Com um volume de emendas parlamentares chegando a R$ 48,8 bilhões, o teto de gastos não poderá ser cumprido neste ano. A saída para o governo é estabelecer bloqueios orçamentários para cumprir a limitação fiscal. “Esse orçamento que será votado hoje está furando o teto”, discursou o deputado Marcel van Hattem (Novo-RS), criticando a manobra.
“O Congresso deu hoje um recado claro: a austeridade fiscal é seletiva. Quando o assunto é educação, pandemia e auxílio emergencial, falta dinheiro. Mas quando o assunto é ministério da Defesa ou a política do toma lá da cá, o dinheiro rola solto”, disse a deputada Tabata Amaral (PDT-SP), no Twitter.
A flexibilização na regra fiscal, no entanto, foi defendida publicamente ao longo do dia por outros parlamentares. “Precisamos enfrentar as dificuldades de crescimento do País que a Emenda Constitucional (do teto) está impondo não só na saúde, mas também na infraestrutura e logística”, afirmou a deputada Carmen Zanotto (Cidadania-SC).
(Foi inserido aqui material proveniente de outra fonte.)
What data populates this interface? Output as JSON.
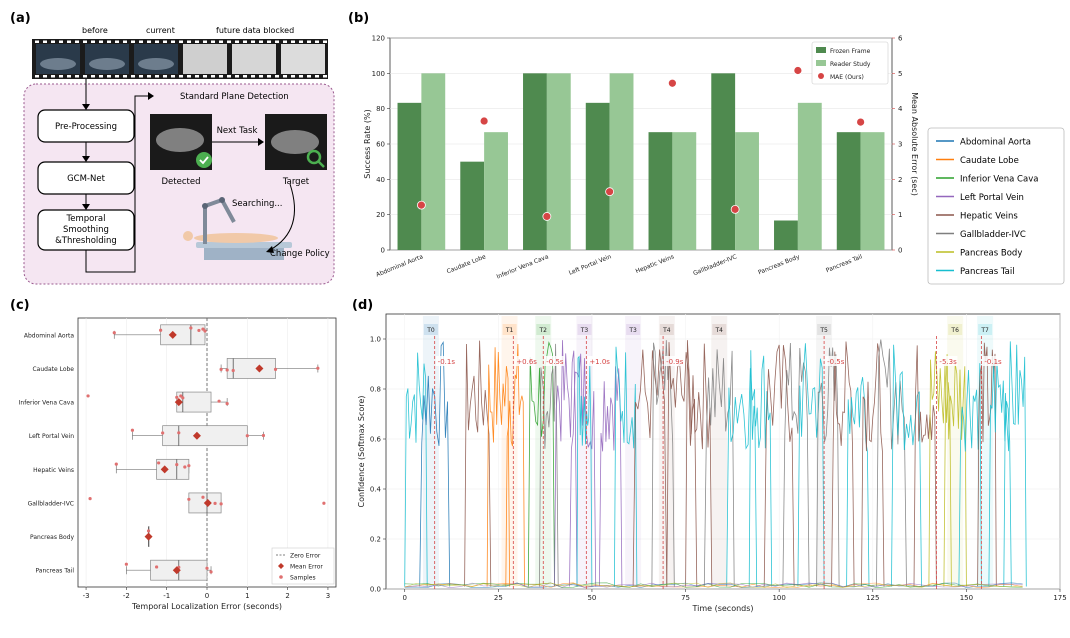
{
  "panel_a": {
    "label": "(a)",
    "strip": {
      "before": "before",
      "current": "current",
      "future": "future data blocked"
    },
    "flow": {
      "step1": "Pre-Processing",
      "step2": "GCM-Net",
      "step3_l1": "Temporal",
      "step3_l2": "Smoothing",
      "step3_l3": "&Thresholding",
      "spd": "Standard Plane Detection",
      "next_task": "Next Task",
      "detected": "Detected",
      "target": "Target",
      "searching": "Searching...",
      "change_policy": "Change Policy"
    }
  },
  "chart_data": [
    {
      "id": "b",
      "label": "(b)",
      "type": "bar",
      "categories": [
        "Abdominal Aorta",
        "Caudate Lobe",
        "Inferior Vena Cava",
        "Left Portal Vein",
        "Hepatic Veins",
        "Gallbladder-IVC",
        "Pancreas Body",
        "Pancreas Tail"
      ],
      "series": [
        {
          "name": "Frozen Frame",
          "values": [
            83.3,
            50,
            100,
            83.3,
            66.7,
            100,
            16.7,
            66.7
          ],
          "color": "#4f8a4f"
        },
        {
          "name": "Reader Study",
          "values": [
            100,
            66.7,
            100,
            100,
            66.7,
            66.7,
            83.3,
            66.7
          ],
          "color": "#97c795"
        },
        {
          "name": "MAE (Ours)",
          "type": "scatter",
          "axis": "right",
          "values": [
            1.27,
            3.65,
            0.95,
            1.65,
            4.72,
            1.15,
            5.08,
            3.62
          ],
          "color": "#d64545"
        }
      ],
      "ylabel": "Success Rate (%)",
      "ylabel_right": "Mean Absolute Error (sec)",
      "ylim": [
        0,
        120
      ],
      "ylim_right": [
        0,
        6
      ],
      "yticks": [
        "0",
        "20",
        "40",
        "60",
        "80",
        "100",
        "120"
      ],
      "yticks_right": [
        "0",
        "1",
        "2",
        "3",
        "4",
        "5",
        "6"
      ],
      "legend_position": "top-right"
    },
    {
      "id": "c",
      "label": "(c)",
      "type": "box",
      "categories": [
        "Abdominal Aorta",
        "Caudate Lobe",
        "Inferior Vena Cava",
        "Left Portal Vein",
        "Hepatic Veins",
        "Gallbladder-IVC",
        "Pancreas Body",
        "Pancreas Tail"
      ],
      "boxes": [
        {
          "whisker_low": -2.3,
          "q1": -1.15,
          "median": -0.4,
          "q3": -0.05,
          "whisker_high": -0.05,
          "mean": -0.85,
          "samples": [
            -2.3,
            -1.15,
            -0.4,
            -0.2,
            -0.1,
            -0.05
          ]
        },
        {
          "whisker_low": 0.35,
          "q1": 0.5,
          "median": 0.65,
          "q3": 1.7,
          "whisker_high": 2.75,
          "mean": 1.3,
          "samples": [
            0.35,
            0.5,
            0.65,
            1.7,
            2.75
          ]
        },
        {
          "whisker_low": -0.75,
          "q1": -0.75,
          "median": -0.6,
          "q3": 0.1,
          "whisker_high": 0.5,
          "mean": -0.7,
          "samples": [
            -2.95,
            -0.75,
            -0.65,
            -0.6,
            0.3,
            0.5
          ]
        },
        {
          "whisker_low": -1.85,
          "q1": -1.1,
          "median": -0.7,
          "q3": 1.0,
          "whisker_high": 1.4,
          "mean": -0.25,
          "samples": [
            -1.85,
            -1.1,
            -0.7,
            1.0,
            1.4
          ]
        },
        {
          "whisker_low": -2.25,
          "q1": -1.25,
          "median": -0.75,
          "q3": -0.45,
          "whisker_high": -0.45,
          "mean": -1.05,
          "samples": [
            -2.25,
            -1.2,
            -0.75,
            -0.55,
            -0.45
          ]
        },
        {
          "whisker_low": -0.45,
          "q1": -0.45,
          "median": 0.0,
          "q3": 0.35,
          "whisker_high": 0.35,
          "mean": 0.02,
          "samples": [
            -2.9,
            -0.45,
            -0.1,
            0.05,
            0.2,
            0.35,
            2.9
          ]
        },
        {
          "whisker_low": -1.45,
          "q1": -1.45,
          "median": -1.45,
          "q3": -1.45,
          "whisker_high": -1.45,
          "mean": -1.45,
          "samples": [
            -1.45
          ]
        },
        {
          "whisker_low": -2.0,
          "q1": -1.4,
          "median": -0.7,
          "q3": 0.0,
          "whisker_high": 0.1,
          "mean": -0.75,
          "samples": [
            -2.0,
            -1.25,
            -0.7,
            0.0,
            0.1
          ]
        }
      ],
      "xlabel": "Temporal Localization Error (seconds)",
      "xlim": [
        -3.2,
        3.2
      ],
      "xticks": [
        "-3",
        "-2",
        "-1",
        "0",
        "1",
        "2",
        "3"
      ],
      "legend": {
        "zero": "Zero Error",
        "mean": "Mean Error",
        "samples": "Samples"
      },
      "legend_position": "bottom-right"
    },
    {
      "id": "d",
      "label": "(d)",
      "type": "line",
      "xlabel": "Time (seconds)",
      "ylabel": "Confidence (Softmax Score)",
      "xlim": [
        -5,
        175
      ],
      "ylim": [
        0,
        1.1
      ],
      "xticks": [
        "0",
        "25",
        "50",
        "75",
        "100",
        "125",
        "150",
        "175"
      ],
      "yticks": [
        "0.0",
        "0.2",
        "0.4",
        "0.6",
        "0.8",
        "1.0"
      ],
      "series_names": [
        "Abdominal Aorta",
        "Caudate Lobe",
        "Inferior Vena Cava",
        "Left Portal Vein",
        "Hepatic Veins",
        "Gallbladder-IVC",
        "Pancreas Body",
        "Pancreas Tail"
      ],
      "series_colors": [
        "#1f77b4",
        "#ff7f0e",
        "#2ca02c",
        "#9467bd",
        "#8c564b",
        "#7f7f7f",
        "#bcbd22",
        "#17becf"
      ],
      "markers": [
        {
          "label": "T0",
          "t": 7,
          "pred": 8,
          "err": "-0.1s",
          "color": "#1f77b4"
        },
        {
          "label": "T1",
          "t": 28,
          "pred": 29,
          "err": "+0.6s",
          "color": "#ff7f0e"
        },
        {
          "label": "T2",
          "t": 37,
          "pred": 37,
          "err": "-0.5s",
          "color": "#2ca02c"
        },
        {
          "label": "T3",
          "t": 48,
          "pred": 48.5,
          "err": "+1.0s",
          "color": "#9467bd"
        },
        {
          "label": "T3",
          "t": 61,
          "pred": null,
          "err": "",
          "color": "#9467bd"
        },
        {
          "label": "T4",
          "t": 70,
          "pred": 69,
          "err": "-0.9s",
          "color": "#8c564b"
        },
        {
          "label": "T4",
          "t": 84,
          "pred": null,
          "err": "",
          "color": "#8c564b"
        },
        {
          "label": "T5",
          "t": 112,
          "pred": 112,
          "err": "-0.5s",
          "color": "#7f7f7f"
        },
        {
          "label": "T6",
          "t": 147,
          "pred": 142,
          "err": "-5.3s",
          "color": "#bcbd22"
        },
        {
          "label": "T7",
          "t": 155,
          "pred": 154,
          "err": "-0.1s",
          "color": "#17becf"
        }
      ]
    }
  ]
}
O relator defendeu a prerrogativa do Congresso de cortar as despesas com benefícios previdenciários, alegando que o Ministério da Economia foi procurado, mas não apontou de onde tirar dinheiro para turbinar as emendas. Na equipe econômica, o argumento é que não havia espaço para flexibilização. “Eu fui procurado por senadores e deputados e não vi um pedido do qual eu me envergonhasse. Só deputados e senadores pedindo para não parar uma obra, uma obra de uma barragem, de uma água, de coisas que me honram muito”, disse Bittar.